Extract from Peter Cook’s essay ‘Looking and Drawing’.
see ‘Drawing Architecture’, AD no.225, pp 80-87, edited by Neil Spiller, Wiley, (2013) for the full essay:
“How can people draw in the abstract? Even plotting a line on a scrap bit of paper
– ‘here’s the nearest place to buy potatoes’ – followed by a scribbled arrow,
a wobbly line to the supermarket door, is the product of memory and episode.
In the invention business, this involves a considerable scrambling of all sorts of memories and episodes allied to many, many, wish-dreams.
I knew how to keep going: attacking the awkward parts of a drawing in the morning and coasting along with the easy, repetitive parts in the evening.

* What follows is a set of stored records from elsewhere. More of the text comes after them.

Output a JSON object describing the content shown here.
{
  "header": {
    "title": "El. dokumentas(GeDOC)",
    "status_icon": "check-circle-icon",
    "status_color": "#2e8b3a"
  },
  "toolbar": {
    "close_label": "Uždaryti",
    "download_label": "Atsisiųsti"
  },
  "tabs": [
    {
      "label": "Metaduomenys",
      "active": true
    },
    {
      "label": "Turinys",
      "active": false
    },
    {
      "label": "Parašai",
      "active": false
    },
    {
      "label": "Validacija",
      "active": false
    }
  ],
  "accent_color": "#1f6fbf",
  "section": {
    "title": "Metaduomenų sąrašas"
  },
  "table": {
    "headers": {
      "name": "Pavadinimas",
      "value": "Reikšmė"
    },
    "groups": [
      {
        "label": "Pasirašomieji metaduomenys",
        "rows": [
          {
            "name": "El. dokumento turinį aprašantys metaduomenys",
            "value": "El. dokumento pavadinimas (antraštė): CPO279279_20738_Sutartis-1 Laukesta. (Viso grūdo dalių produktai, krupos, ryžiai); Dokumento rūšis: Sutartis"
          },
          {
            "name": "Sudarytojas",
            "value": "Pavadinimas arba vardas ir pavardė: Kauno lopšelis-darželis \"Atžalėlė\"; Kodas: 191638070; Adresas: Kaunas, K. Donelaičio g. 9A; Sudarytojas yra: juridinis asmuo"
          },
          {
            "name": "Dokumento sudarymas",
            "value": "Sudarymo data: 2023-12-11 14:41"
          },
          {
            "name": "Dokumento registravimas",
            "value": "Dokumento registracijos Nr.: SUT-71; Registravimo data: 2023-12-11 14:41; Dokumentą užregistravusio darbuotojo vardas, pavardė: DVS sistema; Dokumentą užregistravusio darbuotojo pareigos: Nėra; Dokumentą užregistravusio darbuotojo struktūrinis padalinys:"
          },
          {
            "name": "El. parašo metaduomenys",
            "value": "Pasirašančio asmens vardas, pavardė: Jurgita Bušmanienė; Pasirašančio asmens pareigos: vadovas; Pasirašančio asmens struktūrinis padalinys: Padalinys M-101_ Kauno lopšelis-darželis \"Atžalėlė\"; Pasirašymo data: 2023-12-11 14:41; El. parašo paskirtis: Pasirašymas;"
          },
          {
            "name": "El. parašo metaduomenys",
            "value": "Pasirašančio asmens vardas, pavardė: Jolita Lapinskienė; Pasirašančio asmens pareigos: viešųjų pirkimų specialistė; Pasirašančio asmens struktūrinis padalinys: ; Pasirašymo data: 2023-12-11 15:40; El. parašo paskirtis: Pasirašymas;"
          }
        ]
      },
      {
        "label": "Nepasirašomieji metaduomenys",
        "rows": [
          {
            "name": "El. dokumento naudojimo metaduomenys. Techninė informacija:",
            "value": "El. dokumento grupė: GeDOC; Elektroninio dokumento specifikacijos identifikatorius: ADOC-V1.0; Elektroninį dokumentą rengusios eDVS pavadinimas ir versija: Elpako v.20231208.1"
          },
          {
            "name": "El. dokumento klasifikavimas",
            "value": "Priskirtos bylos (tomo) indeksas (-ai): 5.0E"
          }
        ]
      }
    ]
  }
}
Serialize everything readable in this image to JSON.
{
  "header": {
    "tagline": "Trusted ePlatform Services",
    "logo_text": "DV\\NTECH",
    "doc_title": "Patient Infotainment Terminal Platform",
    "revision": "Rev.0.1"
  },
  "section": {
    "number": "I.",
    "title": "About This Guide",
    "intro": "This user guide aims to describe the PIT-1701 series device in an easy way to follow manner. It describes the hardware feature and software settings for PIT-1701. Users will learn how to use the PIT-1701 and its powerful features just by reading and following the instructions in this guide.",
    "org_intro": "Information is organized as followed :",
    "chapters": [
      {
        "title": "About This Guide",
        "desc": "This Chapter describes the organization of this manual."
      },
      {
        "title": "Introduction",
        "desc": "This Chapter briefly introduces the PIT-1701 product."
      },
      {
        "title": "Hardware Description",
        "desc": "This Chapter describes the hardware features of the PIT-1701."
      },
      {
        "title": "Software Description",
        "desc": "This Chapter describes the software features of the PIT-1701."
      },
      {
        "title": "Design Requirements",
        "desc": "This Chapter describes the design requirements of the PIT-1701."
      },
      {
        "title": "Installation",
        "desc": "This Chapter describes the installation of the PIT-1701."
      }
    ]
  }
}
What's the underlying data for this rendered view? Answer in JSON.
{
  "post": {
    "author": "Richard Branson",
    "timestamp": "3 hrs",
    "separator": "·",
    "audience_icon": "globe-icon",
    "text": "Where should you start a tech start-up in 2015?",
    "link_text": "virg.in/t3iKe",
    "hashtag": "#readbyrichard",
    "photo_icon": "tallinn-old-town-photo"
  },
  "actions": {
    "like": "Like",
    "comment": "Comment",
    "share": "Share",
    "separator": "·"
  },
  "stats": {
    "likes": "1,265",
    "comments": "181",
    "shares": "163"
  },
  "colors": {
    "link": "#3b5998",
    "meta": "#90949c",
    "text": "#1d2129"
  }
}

Yes, the business of drawing became not only a case of interpreting one’s dreams, but of assembling the likely episodes in some king of predicable echelon. For me, the best drawings have always been those in which more than 60 per cent was, on the outset, merely a ‘sniff’ of what was to come. To have the whole thing plotted out beforehand and entirely predictable and therefore just a graphic exercise – this is infinitely boring. A drawing should be an investigative device, a voyage of discovery, a series of glances into the future. ‘Oh my God, was that what it was about?’ seems to be a reasonable conclusion.”